- Original language: English
- Written by: Lanford Wilson
- Characters: Robert Conklin Eva Jackson Skelly Mannor Evelyn Jackson Nelly Windrod Mary Windrod Patsy Johnson Mavis Johnson Peck Johnson Josh Johnson Lena Truit Martha Truit Wilma Atkins Cora Graves Walter Preacher/Judge Trucker
- Subject: A murder trial in a decaying Missouri town
- Genre: Drama
- Setting: Eldritch, Missouri

Premiere
- Date: July 13, 1966
- Place: La MaMa Experimental Theatre Club New York City

= The Rimers of Eldritch =

One-act play written by Lanford Wilson

The Rimers of Eldritch is a play by Lanford Wilson. The play is set in the mid-20th century in Eldritch, Missouri, a decaying Bible Belt town that once was a prosperous coal mining community. The plot focuses on the murder of the aging local hermit, Skelly Mannor, by a woman, Nelly Windrod, who mistakenly thought he was committing rape when he was actually trying to prevent a rape from occurring.

==Production history==
The play premiered off-off-Broadway at La MaMa Experimental Theatre Club in July 1966, as directed by Wilson. The production as directed by Michael Kahn opened off-Broadway at the Cherry Lane Theatre on February 20, 1967, where it ran for 32 performances. The cast included Dena Dietrich, Don Scardino, Helen Stenborg, Susan Tyrrell, and Bette Henritze, who won the Obie Award for Distinguished Performance.

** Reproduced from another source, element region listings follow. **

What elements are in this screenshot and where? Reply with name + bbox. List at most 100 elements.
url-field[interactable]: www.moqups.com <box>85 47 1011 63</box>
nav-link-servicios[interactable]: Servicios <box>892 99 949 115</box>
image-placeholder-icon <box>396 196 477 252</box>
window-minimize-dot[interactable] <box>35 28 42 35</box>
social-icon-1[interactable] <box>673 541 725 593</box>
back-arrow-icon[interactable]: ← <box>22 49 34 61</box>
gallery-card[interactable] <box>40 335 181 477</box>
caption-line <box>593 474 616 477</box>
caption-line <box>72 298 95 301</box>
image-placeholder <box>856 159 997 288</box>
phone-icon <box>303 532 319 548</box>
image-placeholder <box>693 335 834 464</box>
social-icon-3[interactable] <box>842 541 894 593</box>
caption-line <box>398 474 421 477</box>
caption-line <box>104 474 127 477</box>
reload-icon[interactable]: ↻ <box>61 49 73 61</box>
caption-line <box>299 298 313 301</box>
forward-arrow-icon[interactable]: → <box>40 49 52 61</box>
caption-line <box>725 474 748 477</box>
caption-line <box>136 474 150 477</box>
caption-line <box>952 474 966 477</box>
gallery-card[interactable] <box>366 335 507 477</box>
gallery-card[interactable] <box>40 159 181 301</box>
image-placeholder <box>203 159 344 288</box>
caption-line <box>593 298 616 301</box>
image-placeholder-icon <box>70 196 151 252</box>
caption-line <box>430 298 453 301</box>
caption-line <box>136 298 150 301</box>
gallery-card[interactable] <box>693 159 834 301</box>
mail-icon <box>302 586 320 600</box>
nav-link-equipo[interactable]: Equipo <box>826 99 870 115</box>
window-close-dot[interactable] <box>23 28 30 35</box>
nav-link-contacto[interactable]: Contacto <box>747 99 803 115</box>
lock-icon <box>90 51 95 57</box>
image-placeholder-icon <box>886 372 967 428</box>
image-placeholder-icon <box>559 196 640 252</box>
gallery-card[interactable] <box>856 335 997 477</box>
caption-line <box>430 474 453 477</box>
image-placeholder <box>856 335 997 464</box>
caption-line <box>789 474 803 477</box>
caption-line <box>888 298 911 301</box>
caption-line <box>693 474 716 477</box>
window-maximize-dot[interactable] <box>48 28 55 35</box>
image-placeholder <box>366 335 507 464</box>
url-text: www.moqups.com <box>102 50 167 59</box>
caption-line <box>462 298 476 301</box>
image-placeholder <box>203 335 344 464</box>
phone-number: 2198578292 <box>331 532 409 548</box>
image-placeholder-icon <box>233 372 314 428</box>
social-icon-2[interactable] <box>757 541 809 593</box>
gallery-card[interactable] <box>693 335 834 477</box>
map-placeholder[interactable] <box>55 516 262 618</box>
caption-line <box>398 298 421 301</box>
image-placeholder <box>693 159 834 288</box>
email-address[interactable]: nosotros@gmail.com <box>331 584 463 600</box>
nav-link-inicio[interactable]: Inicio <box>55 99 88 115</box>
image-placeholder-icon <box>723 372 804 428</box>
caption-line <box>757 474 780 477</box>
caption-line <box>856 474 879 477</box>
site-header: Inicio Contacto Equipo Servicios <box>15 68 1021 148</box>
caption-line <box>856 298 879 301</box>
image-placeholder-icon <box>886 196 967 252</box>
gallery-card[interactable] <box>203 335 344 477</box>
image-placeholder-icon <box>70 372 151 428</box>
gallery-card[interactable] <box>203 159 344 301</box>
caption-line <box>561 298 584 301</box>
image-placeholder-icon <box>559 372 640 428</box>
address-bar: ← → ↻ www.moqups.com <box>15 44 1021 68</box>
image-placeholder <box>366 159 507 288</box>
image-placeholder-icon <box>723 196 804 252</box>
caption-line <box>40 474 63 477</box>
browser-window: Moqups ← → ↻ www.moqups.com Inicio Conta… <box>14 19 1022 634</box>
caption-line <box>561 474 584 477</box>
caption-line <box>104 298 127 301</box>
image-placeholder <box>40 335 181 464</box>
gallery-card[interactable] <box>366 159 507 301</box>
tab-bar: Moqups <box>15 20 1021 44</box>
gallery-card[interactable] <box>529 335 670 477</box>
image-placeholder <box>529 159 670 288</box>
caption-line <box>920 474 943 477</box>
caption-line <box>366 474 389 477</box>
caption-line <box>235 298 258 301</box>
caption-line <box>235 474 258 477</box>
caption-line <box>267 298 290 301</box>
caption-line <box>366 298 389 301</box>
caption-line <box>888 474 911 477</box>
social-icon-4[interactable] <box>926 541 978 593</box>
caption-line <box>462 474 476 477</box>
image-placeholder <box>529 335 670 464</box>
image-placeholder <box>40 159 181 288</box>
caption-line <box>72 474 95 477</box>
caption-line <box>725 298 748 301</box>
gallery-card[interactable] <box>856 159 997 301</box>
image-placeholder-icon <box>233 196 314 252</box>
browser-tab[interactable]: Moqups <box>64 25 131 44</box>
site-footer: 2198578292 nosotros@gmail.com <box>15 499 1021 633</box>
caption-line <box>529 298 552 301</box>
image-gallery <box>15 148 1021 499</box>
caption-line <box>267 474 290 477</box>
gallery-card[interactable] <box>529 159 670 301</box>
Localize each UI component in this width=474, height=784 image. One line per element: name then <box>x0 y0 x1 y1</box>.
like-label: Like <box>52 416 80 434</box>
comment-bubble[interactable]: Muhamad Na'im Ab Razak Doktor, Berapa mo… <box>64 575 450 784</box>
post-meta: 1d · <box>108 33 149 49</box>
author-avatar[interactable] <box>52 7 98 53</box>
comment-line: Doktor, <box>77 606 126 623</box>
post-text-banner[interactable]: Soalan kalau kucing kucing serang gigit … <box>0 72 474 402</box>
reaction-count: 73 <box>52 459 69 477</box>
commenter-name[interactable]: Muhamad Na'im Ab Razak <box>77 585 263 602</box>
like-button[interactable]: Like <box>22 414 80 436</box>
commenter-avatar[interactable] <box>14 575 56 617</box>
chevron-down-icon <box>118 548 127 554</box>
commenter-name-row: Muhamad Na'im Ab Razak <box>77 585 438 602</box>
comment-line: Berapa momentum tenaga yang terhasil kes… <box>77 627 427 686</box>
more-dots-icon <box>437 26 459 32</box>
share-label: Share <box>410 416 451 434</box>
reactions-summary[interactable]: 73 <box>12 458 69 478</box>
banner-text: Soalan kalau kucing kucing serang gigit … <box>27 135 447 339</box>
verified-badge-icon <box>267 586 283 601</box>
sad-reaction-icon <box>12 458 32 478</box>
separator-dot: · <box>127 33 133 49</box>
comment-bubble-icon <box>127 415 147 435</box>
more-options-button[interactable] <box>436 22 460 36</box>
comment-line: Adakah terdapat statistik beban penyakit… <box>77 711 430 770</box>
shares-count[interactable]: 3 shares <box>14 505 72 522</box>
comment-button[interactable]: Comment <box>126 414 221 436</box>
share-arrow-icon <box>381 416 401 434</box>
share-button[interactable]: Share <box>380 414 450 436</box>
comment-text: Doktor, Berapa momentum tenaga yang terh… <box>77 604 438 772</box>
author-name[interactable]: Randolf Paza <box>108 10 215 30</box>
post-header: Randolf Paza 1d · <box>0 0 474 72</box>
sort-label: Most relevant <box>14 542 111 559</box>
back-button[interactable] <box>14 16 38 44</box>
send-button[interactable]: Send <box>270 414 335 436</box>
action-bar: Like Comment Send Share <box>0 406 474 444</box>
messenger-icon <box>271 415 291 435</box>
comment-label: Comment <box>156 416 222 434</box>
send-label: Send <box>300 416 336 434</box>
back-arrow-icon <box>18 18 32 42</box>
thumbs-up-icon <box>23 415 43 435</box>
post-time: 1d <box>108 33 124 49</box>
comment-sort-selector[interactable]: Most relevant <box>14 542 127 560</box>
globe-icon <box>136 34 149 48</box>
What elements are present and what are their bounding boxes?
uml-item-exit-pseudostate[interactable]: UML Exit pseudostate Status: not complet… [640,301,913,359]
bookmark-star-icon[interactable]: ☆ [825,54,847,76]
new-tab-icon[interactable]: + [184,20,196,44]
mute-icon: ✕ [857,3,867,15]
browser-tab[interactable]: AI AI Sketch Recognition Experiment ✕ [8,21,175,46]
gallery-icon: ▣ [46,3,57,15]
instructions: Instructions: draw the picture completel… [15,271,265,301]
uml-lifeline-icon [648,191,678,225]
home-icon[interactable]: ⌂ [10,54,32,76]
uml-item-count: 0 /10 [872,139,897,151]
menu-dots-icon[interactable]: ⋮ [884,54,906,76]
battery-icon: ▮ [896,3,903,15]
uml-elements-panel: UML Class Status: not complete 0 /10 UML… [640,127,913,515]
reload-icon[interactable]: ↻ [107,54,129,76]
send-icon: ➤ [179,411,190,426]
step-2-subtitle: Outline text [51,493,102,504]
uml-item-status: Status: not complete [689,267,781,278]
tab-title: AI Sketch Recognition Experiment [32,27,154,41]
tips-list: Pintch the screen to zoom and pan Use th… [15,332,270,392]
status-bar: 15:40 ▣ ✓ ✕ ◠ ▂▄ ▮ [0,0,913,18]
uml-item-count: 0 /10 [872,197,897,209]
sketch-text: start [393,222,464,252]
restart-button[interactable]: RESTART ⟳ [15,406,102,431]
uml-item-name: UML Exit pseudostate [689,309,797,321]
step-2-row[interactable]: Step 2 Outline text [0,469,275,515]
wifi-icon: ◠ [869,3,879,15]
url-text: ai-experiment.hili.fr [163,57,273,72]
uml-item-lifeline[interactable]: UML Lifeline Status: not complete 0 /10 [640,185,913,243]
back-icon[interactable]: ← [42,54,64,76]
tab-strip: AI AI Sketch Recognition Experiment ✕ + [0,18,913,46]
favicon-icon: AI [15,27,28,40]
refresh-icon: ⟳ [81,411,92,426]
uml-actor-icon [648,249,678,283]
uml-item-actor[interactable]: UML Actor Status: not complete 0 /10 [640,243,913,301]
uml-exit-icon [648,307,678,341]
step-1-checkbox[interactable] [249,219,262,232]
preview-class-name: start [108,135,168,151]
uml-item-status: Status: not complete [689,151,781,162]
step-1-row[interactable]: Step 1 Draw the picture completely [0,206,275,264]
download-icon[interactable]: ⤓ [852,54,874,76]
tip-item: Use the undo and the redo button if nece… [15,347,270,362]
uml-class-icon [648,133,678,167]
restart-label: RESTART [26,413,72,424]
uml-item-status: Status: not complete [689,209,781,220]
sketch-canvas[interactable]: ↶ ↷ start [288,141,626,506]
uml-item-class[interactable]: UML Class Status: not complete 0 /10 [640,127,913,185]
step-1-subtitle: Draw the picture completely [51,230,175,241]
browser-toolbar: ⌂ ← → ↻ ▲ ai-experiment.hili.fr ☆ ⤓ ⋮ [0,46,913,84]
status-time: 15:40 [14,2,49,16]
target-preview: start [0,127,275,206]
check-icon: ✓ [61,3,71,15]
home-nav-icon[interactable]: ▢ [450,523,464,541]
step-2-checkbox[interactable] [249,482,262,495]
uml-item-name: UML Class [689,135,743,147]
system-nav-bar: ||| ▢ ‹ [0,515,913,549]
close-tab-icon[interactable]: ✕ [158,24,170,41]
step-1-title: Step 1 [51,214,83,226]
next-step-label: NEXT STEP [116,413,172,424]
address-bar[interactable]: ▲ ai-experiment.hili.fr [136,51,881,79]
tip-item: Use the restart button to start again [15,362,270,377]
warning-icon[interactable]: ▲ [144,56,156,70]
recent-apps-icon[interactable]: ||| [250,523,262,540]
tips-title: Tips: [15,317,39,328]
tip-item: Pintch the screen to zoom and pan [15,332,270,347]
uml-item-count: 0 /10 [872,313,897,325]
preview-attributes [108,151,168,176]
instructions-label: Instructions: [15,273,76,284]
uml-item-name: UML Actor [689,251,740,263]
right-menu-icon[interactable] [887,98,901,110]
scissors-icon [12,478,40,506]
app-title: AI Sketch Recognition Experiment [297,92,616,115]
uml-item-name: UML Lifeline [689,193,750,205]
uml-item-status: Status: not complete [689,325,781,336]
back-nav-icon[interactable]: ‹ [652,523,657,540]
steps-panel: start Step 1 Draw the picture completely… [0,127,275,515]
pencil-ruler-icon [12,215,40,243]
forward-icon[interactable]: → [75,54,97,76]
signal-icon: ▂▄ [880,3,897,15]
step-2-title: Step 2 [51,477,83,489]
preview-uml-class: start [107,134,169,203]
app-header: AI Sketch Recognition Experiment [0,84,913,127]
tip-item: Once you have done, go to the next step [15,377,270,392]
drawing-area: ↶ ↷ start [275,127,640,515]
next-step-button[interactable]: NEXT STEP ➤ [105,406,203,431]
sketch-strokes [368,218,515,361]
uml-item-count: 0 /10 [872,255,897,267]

Wilson adapted his play into a television movie broadcast by PBS as the first episode of its Great Performances series on November 4, 1972. The production was directed by Davey Marlin-Jones, and stars Roberts Blossom, Susan Sarandon, Rue McClanahan, K Callan, Will Hare, Kate Harrington, Frances Sternhagen, and Ernest Thompson.

The play was revived at La MaMa in 1981 for the theater's 20th anniversary celebration. Wilson directed this production.

Mark Brokaw directed a revival at the Second Stage Theatre that opened on November 8, 1988 and ran for 43 performances. The cast included William Mesnik, Adam Storke, and Amy Ryan. Reviewing the production for The New York Times, Mel Gussow cited Wilson's "sensitivity and his gift for language."

==Critical reception==
Howard Thompson reviewed the television movie for The New York Times. He noted that "as a TV drama, it has a good cast, an astute director in Davey Marlin-Jones, and an authenticity of background.... the action is cluttered with a confusion of bits and pieces and even scenes that jump to the past and the future.... Mr. Marlin-Jones, with the plot edging forward, handles some scenes beautifully as in one gossipy exchange between two uneasy women, Sarah Cummingham and Helen Stenborg."

Reviewing an October 1981 production of the play at the New Ehrlich Theater, Boston Center for the Arts, Carolyn Clay of The Boston Phoenix wrote that "Underneath the oft-false folksiness of small-town life, Wilson opines, lurk sex and violence. Of course, anyone could turn these pulpy ingredients into a play. Probably only Wilson, immersed in his Tennessee Williams period, could turn them into an elegiac jigsaw puzzle more reminiscent of Under Milk Wood than Tobacco Road." ... "The style Wilson employs in The Rimers of Eldritch used, if memory serves, to be called 'heightened realism.' As in Our Town, there is minimal scenery, and the whole town is on stage. But if Thornton Wilder's play is the rock of Americana, Wilson's explores what's crawling underneath."